Le monde qui nous entoure et que nous traversons quotidiennement est riche et varié, plein d'une multitude de détails que nous ignorons. Il est souvent dit que le jeu vidéo nous coupe de la réalité et de notre environnement alors qu'il est un divertissement.

Internet et les smartphones nous offrent de nouveaux moyens qui ne sont pas encore pleinement utilisés.

Comment pouvons-nous utiliser les nouveaux outils mobiles pour permettre au contraire au jeu de nous aider à redécouvrir et reconquérir notre environnement immédiat en s'amusant ?


Présenté par Thibault Cabanas



Diplomé de l'ESAG-Penninghen, recruté pour faire des interfaces graphiques pour un jeu 3D multi-joueurs avant de superviser l'identité visuelle d'une marque de poker en ligne, Thibault Cabanas a monté son propre studio graphique et travaille désormais à des projets web innovants propriétaires avec une petite équipe de developpeurs.


Transcription

(Merci à Tanguy Lohéac pour la transcription.)

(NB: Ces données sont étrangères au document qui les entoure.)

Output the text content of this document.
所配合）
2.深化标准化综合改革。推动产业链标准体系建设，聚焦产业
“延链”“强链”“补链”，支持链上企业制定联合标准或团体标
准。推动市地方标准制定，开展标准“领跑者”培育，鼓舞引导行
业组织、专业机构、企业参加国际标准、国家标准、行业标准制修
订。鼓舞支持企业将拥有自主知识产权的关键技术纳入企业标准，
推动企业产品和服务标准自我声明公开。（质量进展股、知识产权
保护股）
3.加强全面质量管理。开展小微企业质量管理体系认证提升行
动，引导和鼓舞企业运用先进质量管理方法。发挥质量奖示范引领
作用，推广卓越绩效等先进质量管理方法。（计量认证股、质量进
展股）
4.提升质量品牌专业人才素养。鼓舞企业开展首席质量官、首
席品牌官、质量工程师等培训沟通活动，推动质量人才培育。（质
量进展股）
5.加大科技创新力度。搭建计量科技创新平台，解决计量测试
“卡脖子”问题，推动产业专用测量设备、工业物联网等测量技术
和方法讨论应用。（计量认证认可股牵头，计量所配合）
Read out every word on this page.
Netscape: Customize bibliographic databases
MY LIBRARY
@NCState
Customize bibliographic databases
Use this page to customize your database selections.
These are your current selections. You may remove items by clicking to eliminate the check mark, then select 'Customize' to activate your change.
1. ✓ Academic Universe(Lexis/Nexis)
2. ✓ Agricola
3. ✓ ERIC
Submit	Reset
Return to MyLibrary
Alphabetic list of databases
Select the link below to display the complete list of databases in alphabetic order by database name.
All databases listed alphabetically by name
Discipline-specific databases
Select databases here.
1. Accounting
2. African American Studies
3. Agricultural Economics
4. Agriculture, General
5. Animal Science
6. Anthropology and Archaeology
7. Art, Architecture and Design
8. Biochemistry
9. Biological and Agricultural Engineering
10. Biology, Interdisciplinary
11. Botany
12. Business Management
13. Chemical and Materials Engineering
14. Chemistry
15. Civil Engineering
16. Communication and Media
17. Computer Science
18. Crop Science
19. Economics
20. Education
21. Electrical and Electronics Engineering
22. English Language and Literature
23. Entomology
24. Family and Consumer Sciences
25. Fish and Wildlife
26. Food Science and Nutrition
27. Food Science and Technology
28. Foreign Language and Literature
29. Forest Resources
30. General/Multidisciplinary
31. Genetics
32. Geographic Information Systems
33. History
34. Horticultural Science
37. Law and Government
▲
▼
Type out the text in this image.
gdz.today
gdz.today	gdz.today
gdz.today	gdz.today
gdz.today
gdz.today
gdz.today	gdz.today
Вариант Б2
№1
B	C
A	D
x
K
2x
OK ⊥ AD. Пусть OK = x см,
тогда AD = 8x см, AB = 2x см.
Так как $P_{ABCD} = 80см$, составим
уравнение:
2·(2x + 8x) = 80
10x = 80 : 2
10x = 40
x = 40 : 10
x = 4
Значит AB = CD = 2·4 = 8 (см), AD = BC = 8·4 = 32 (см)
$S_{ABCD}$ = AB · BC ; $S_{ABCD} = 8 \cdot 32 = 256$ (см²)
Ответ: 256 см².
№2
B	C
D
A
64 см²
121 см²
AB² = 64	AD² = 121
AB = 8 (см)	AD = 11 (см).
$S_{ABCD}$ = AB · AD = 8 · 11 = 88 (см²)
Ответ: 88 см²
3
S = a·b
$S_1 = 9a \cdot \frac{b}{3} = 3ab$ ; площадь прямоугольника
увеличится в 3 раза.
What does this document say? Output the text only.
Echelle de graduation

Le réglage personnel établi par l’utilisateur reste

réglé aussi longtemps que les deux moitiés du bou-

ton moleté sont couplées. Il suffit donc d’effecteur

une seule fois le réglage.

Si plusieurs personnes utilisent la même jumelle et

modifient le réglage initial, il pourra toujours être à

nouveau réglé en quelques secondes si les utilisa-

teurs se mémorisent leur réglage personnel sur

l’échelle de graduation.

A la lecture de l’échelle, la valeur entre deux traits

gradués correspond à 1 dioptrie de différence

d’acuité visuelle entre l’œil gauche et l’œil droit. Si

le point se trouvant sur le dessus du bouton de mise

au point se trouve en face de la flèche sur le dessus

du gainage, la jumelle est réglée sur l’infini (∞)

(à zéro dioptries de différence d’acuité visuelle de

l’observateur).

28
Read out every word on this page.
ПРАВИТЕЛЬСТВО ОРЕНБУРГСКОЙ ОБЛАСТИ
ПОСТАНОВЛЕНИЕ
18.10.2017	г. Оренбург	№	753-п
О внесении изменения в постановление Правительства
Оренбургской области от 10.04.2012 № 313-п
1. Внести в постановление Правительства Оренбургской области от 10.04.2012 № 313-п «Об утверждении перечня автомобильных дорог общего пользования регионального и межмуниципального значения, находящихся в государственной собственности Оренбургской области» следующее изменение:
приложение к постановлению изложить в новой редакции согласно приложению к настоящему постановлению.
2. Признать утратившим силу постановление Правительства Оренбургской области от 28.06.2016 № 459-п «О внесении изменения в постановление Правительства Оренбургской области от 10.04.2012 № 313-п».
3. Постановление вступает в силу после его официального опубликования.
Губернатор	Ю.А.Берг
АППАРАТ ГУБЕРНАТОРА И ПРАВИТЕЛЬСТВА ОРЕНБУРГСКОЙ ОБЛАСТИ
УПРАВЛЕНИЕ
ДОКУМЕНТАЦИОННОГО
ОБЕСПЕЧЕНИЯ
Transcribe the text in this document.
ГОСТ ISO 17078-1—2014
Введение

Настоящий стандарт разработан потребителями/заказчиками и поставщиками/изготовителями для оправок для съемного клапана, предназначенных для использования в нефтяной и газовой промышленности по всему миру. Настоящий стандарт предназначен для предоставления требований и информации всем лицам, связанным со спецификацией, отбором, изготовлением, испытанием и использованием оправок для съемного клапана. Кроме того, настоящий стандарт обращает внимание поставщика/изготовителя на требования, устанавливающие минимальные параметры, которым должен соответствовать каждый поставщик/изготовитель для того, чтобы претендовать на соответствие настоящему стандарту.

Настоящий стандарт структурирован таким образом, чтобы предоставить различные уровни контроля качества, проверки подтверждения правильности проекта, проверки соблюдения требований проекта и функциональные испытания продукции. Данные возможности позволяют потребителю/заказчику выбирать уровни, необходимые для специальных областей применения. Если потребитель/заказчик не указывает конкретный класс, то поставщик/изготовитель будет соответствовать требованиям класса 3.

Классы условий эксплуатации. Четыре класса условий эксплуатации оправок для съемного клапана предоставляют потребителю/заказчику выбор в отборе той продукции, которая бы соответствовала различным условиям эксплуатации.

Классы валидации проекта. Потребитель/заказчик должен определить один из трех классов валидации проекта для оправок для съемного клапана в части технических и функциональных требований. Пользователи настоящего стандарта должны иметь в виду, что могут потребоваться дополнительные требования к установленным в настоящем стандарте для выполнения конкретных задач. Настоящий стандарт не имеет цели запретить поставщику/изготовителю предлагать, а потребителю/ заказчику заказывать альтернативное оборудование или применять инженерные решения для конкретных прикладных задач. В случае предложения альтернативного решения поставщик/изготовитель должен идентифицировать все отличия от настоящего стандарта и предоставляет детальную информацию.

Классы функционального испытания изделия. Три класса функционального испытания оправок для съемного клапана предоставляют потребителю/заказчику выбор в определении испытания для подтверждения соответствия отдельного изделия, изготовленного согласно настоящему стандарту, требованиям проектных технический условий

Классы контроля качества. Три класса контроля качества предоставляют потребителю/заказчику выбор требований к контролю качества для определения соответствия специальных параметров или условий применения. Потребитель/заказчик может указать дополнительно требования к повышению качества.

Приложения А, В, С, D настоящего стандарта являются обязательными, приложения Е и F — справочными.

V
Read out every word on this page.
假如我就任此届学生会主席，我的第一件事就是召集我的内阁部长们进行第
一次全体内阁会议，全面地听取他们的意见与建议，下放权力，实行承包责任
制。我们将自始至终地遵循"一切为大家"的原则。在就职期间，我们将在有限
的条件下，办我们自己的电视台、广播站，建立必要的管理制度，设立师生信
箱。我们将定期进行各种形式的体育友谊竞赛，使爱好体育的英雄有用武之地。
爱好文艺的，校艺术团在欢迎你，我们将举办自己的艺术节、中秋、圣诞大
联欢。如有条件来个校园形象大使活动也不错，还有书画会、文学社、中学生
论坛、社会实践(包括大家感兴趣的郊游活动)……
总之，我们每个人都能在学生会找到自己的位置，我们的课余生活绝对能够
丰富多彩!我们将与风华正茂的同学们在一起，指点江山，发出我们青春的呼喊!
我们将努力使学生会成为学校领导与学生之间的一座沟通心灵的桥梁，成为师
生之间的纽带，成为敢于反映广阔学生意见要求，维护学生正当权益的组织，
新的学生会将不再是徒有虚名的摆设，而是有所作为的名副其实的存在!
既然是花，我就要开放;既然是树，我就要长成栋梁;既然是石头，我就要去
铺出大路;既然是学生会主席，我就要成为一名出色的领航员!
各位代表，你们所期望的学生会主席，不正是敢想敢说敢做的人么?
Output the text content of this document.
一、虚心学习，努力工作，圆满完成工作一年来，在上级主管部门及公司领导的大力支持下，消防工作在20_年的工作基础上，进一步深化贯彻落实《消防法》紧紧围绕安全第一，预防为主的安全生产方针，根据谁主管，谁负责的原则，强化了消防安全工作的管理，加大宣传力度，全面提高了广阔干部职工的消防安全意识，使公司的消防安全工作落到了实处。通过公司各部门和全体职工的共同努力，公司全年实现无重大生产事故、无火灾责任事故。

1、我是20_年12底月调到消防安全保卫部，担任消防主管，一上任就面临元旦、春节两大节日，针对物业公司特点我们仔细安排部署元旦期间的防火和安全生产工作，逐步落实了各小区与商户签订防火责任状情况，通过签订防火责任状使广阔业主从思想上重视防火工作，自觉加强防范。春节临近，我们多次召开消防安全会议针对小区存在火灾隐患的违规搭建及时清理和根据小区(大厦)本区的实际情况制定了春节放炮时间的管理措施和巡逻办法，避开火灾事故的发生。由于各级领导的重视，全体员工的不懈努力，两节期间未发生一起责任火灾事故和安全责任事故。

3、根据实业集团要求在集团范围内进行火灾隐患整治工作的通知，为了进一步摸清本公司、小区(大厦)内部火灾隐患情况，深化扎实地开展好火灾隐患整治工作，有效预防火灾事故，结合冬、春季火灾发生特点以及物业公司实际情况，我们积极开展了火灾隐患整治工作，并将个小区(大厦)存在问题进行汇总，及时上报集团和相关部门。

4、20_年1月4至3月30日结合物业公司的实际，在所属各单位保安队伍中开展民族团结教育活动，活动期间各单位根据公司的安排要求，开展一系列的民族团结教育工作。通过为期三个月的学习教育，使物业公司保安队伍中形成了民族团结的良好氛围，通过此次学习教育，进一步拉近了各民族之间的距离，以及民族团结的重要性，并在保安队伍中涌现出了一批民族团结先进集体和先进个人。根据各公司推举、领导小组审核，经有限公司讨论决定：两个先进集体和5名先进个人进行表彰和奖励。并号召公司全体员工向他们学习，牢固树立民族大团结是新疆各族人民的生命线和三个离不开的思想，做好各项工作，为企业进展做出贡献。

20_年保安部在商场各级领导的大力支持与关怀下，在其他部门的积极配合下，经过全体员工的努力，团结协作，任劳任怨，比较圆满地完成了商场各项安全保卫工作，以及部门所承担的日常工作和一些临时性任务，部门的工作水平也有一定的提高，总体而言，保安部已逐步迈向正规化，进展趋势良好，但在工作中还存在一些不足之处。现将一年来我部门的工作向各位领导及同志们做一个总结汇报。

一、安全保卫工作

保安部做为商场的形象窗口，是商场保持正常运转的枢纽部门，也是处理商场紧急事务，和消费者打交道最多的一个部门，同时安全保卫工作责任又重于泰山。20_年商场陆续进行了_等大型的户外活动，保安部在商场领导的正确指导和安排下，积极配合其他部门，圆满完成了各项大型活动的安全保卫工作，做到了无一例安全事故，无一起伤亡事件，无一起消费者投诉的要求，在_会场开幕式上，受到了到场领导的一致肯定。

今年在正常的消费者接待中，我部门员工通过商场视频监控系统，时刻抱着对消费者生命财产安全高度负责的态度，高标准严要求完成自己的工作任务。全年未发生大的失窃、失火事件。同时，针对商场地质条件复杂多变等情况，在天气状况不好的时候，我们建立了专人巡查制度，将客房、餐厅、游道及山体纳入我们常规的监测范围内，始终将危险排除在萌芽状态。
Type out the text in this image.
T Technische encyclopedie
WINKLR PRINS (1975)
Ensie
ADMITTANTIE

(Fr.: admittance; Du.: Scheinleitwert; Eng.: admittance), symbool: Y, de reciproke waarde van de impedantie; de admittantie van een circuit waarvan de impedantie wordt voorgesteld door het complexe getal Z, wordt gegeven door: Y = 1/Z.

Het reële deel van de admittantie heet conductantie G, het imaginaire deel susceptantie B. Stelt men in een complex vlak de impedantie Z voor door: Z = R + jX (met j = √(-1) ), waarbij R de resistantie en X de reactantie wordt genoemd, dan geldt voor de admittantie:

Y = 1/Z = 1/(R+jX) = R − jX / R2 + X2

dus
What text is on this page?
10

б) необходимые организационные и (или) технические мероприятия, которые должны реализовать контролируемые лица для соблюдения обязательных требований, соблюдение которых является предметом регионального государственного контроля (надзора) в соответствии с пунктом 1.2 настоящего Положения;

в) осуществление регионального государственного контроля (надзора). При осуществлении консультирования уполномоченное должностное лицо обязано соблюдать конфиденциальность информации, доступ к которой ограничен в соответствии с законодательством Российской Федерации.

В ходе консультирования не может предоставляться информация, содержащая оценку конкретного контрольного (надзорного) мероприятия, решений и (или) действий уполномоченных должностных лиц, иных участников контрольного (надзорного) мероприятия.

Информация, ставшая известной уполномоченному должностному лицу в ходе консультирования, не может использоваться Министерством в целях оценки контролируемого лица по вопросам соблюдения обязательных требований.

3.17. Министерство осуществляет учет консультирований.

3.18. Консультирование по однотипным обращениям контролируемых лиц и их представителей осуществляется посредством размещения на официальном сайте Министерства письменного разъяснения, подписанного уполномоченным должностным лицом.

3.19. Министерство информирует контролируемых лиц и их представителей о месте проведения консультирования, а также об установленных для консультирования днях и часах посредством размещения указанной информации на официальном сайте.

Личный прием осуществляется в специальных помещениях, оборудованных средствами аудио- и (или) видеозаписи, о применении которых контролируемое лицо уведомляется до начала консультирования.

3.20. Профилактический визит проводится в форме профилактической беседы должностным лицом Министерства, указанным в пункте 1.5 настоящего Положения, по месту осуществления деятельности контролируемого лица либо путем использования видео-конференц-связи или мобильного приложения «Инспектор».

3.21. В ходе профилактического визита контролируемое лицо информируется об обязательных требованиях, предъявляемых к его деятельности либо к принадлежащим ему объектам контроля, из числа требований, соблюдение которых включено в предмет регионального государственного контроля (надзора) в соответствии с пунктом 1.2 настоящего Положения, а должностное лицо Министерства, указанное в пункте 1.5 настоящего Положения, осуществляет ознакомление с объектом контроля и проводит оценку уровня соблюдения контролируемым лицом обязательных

Je vais parler du jeu en vie.
Donc là c’est plus limite le jeu vidéo dont je vais parler que du web en lui-même, même si maintenant les deux se rejoignent complètement.

Donc c’est un court en faveur des retrouvailles entre le jeu et la réalité.
Je m’appelle Thibault Cabanas.
Je suis un graphiste.
J’ai été formé dans un espèce de goulag artistique qui s'appelle l’ESSEC péninienne.
Après j’ai été embauché pour faire les interfaces d’un jeu de casino en 3D, multi-joueurs qui a été repris par la Française des Jeux et c'est devenu leur marque de poker en ligne; de notre chère loterie nationale.
Et maintenant, j’ai pris ma liberté, j’ai monté ma boîte et je fais des petits jeux 1D.
Ce qui est quand même beaucoup plus épanouissant.

Donc le jeu, justement.

On peut définir le jeu comme une activité de loisir d’ordre physique ou bien psychique, soumise à des règles conventionnelles, à laquelle on s'adonne pour se divertir, tirer du plaisir et de l’amusement.
Wikipédia forever.

Le jeu je pense qu’on peut dire que c’est vieux.
Ça date d’il y a longtemps, voire de quasiment toujours.
Des jeux olympiques en Grèce.
Là il y a mehen égyptien, là c’est carrément 3000 ans av JC.
Bon, perso j’étais pas là pour vérifier.
Et voire même, je pense qu’on peut dire que les animaux jouent, enfin de toute façon c’est prouvé, pour développer leurs capacités physiques, leurs sens, et aussi leur esprit social.
Ils apprennent à se découvrir, à se reconnaître via le jeu.
Donc le jeu c’est pas juste quelque chose d’accessoire, c’est quelque chose qui nous forme vraiment et qui nous apprend à découvrir le monde.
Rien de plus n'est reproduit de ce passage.